MEMPHIS, Tenn. (localmemphis.com) - People like to remember veterans.
Statues and plaques will be displayed, with names of those who died while serving their country.
Real life is a lot tougher.
The hearse is taking 77-year-old Aubrey Laney to the West Tennessee Veterans Cemetery.
He was a Coast Guard veteran who was homeless, and when he died in May, nobody came to claim his body.
The members of the Patriot Guard wouldn't allow Aubrey Laney's body to be covered with dirt in an unmarked grave with nobody paying their respects. "We're all brothers and sisters," Vietnam Veteran Val Pereira said, "... and these escorts and honors are missions for them."
The Patriot Guard members are a group of veterans who ride motorcycles and pay resects to veterans and police and others. This is their mission now.
They make sure that people like Aubrey Laney receive honors and dignity in death, two things often missing from his final years.

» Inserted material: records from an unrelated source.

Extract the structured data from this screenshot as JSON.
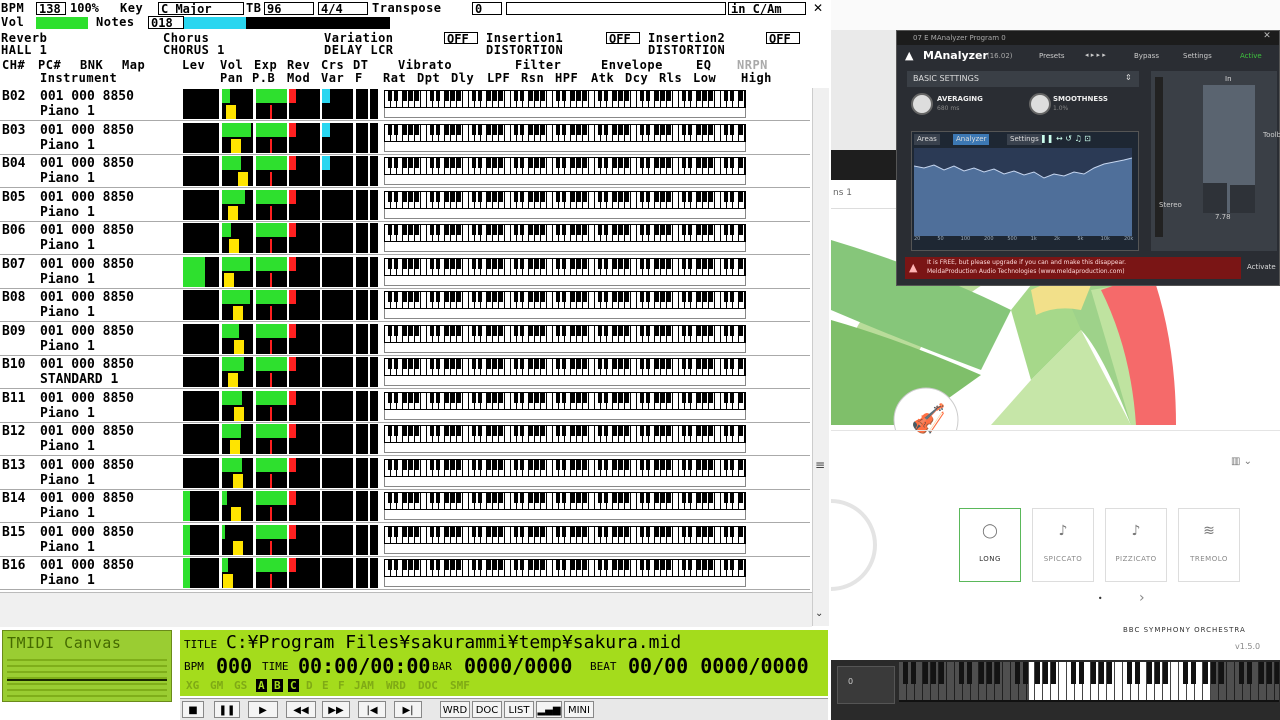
{
  "header": {
    "bpm_label": "BPM",
    "bpm": "138",
    "percent": "100%",
    "key_label": "Key",
    "key": "C Major",
    "tb_label": "TB",
    "tb": "96",
    "time_sig": "4/4",
    "transpose_label": "Transpose",
    "transpose": "0",
    "in_key": "in C/Am",
    "vol_label": "Vol",
    "notes_label": "Notes",
    "notes": "018"
  },
  "effects": {
    "reverb_label": "Reverb",
    "reverb": "HALL 1",
    "chorus_label": "Chorus",
    "chorus": "CHORUS 1",
    "variation_label": "Variation",
    "variation_state": "OFF",
    "variation": "DELAY LCR",
    "insertion1_label": "Insertion1",
    "insertion1_state": "OFF",
    "insertion1": "DISTORTION",
    "insertion2_label": "Insertion2",
    "insertion2_state": "OFF",
    "insertion2": "DISTORTION"
  },
  "columns": {
    "line1": "CH# PC# BNK Map    Lev Vol Exp Rev CrsDT   Vibrato  LPF Filter   Envelope  EQ   NRPN",
    "line2": "  Instrument           PanP.B Mod Var F     Rat Dpt Dly LPF Rsn HPF Atk Dcy Rls Low  High",
    "ch": "CH#",
    "pc": "PC#",
    "bnk": "BNK",
    "map": "Map",
    "instrument": "Instrument",
    "lev": "Lev",
    "vol": "Vol",
    "exp": "Exp",
    "rev": "Rev",
    "crs": "Crs",
    "dt": "DT",
    "vibrato": "Vibrato",
    "filter": "Filter",
    "envelope": "Envelope",
    "eq": "EQ",
    "nrpn": "NRPN",
    "pan": "Pan",
    "pb": "P.B",
    "mod": "Mod",
    "var": "Var",
    "f": "F",
    "rat": "Rat",
    "dpt": "Dpt",
    "dly": "Dly",
    "lpf": "LPF",
    "rsn": "Rsn",
    "hpf": "HPF",
    "atk": "Atk",
    "dcy": "Dcy",
    "rls": "Rls",
    "low": "Low",
    "high": "High"
  },
  "channels": [
    {
      "ch": "B02",
      "pc": "001 000 8850",
      "instrument": "Piano 1",
      "lev": 0.0,
      "vol": 0.25,
      "pan": 0.2,
      "cho": true
    },
    {
      "ch": "B03",
      "pc": "001 000 8850",
      "instrument": "Piano 1",
      "lev": 0.0,
      "vol": 0.95,
      "pan": 0.45,
      "cho": true
    },
    {
      "ch": "B04",
      "pc": "001 000 8850",
      "instrument": "Piano 1",
      "lev": 0.0,
      "vol": 0.6,
      "pan": 0.75,
      "cho": true
    },
    {
      "ch": "B05",
      "pc": "001 000 8850",
      "instrument": "Piano 1",
      "lev": 0.0,
      "vol": 0.75,
      "pan": 0.3,
      "cho": false
    },
    {
      "ch": "B06",
      "pc": "001 000 8850",
      "instrument": "Piano 1",
      "lev": 0.0,
      "vol": 0.3,
      "pan": 0.35,
      "cho": false
    },
    {
      "ch": "B07",
      "pc": "001 000 8850",
      "instrument": "Piano 1",
      "lev": 0.6,
      "vol": 0.9,
      "pan": 0.1,
      "cho": false
    },
    {
      "ch": "B08",
      "pc": "001 000 8850",
      "instrument": "Piano 1",
      "lev": 0.0,
      "vol": 0.9,
      "pan": 0.5,
      "cho": false
    },
    {
      "ch": "B09",
      "pc": "001 000 8850",
      "instrument": "Piano 1",
      "lev": 0.0,
      "vol": 0.55,
      "pan": 0.55,
      "cho": false
    },
    {
      "ch": "B10",
      "pc": "001 000 8850",
      "instrument": "STANDARD 1",
      "lev": 0.0,
      "vol": 0.7,
      "pan": 0.3,
      "cho": false
    },
    {
      "ch": "B11",
      "pc": "001 000 8850",
      "instrument": "Piano 1",
      "lev": 0.0,
      "vol": 0.65,
      "pan": 0.55,
      "cho": false
    },
    {
      "ch": "B12",
      "pc": "001 000 8850",
      "instrument": "Piano 1",
      "lev": 0.0,
      "vol": 0.6,
      "pan": 0.4,
      "cho": false
    },
    {
      "ch": "B13",
      "pc": "001 000 8850",
      "instrument": "Piano 1",
      "lev": 0.0,
      "vol": 0.65,
      "pan": 0.5,
      "cho": false
    },
    {
      "ch": "B14",
      "pc": "001 000 8850",
      "instrument": "Piano 1",
      "lev": 0.2,
      "vol": 0.15,
      "pan": 0.45,
      "cho": false
    },
    {
      "ch": "B15",
      "pc": "001 000 8850",
      "instrument": "Piano 1",
      "lev": 0.2,
      "vol": 0.1,
      "pan": 0.5,
      "cho": false
    },
    {
      "ch": "B16",
      "pc": "001 000 8850",
      "instrument": "Piano 1",
      "lev": 0.2,
      "vol": 0.2,
      "pan": 0.05,
      "cho": false
    }
  ],
  "canvas": {
    "logo": "TMIDI Canvas"
  },
  "info": {
    "title_label": "TITLE",
    "title": "C:¥Program Files¥sakurammi¥temp¥sakura.mid",
    "bpm_label": "BPM",
    "bpm": "000",
    "time_label": "TIME",
    "time": "00:00/00:00",
    "bar_label": "BAR",
    "bar": "0000/0000",
    "beat_label": "BEAT",
    "beat": "00/00 0000/0000",
    "indicators": [
      "XG",
      "GM",
      "GS",
      "A",
      "B",
      "C",
      "D",
      "E",
      "F",
      "JAM",
      "WRD",
      "DOC",
      "SMF"
    ]
  },
  "toolbar": {
    "wrd": "WRD",
    "doc": "DOC",
    "list": "LIST",
    "mini": "MINI"
  },
  "manalyzer": {
    "window_title": "07 E MAnalyzer Program 0",
    "name": "MAnalyzer",
    "version": "(16.02)",
    "presets": "Presets",
    "bypass": "Bypass",
    "settings": "Settings",
    "active": "Active",
    "basic_settings": "BASIC SETTINGS",
    "averaging_label": "AVERAGING",
    "averaging_value": "680 ms",
    "smoothness_label": "SMOOTHNESS",
    "smoothness_value": "1.0%",
    "tabs": [
      "Areas",
      "Analyzer",
      "Settings"
    ],
    "meter_top": "In",
    "meter_value": "7.78",
    "stereo": "Stereo",
    "toolbar": "Toolbar",
    "notice_1": "It is FREE, but please upgrade if you can and make this disappear.",
    "notice_2": "MeldaProduction Audio Technologies (www.meldaproduction.com)",
    "activate": "Activate",
    "freq_labels": [
      "20",
      "50",
      "100",
      "200",
      "500",
      "1k",
      "2k",
      "5k",
      "10k",
      "20k"
    ]
  },
  "bbc": {
    "brand": "BBC SYMPHONY ORCHESTRA",
    "version": "v1.5.0",
    "articulations": [
      "LONG",
      "SPICCATO",
      "PIZZICATO",
      "TREMOLO"
    ],
    "tab_label": "ns 1"
  },
  "colors": {
    "lcd_green": "#a4dc1c",
    "meter_green": "#2ee02e",
    "pan_yellow": "#ffe400",
    "rev_red": "#ff2020",
    "cho_cyan": "#29d6f0"
  }
}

Petty Officer 3rd class Reid Kozloski of the Coast Guard was part of Laney's honor guard. "Every veteran," he said, "is entitled to a service such as this. Especially at the Veterans Ceremony here at a Veterans Cemetery
None of these people knew him personally.
Maybe they saw Aubrey Laney wander the streets of this city every now and then.
Chances are they didn't pay much attention. He was homeless, he was invisible.
A veteran who came home to nothing but being pushed away, scorn, maybe if he was lucky, somebody would toss a dollar his way.
"These are people who decided to serve the country," Seth Tino of the Patriot Guard said, "... when they didn't have to. for this guy to do what he had to do, it's only fitting that we could do what we did today, and that was to show up for him."
Aubrey Laney, a veteran, experienced something during this service that he hadn't experienced in years.
Aubrey Laney was buried with honor and dignity, surrounded by people who refused to let somebody who served this country die alone.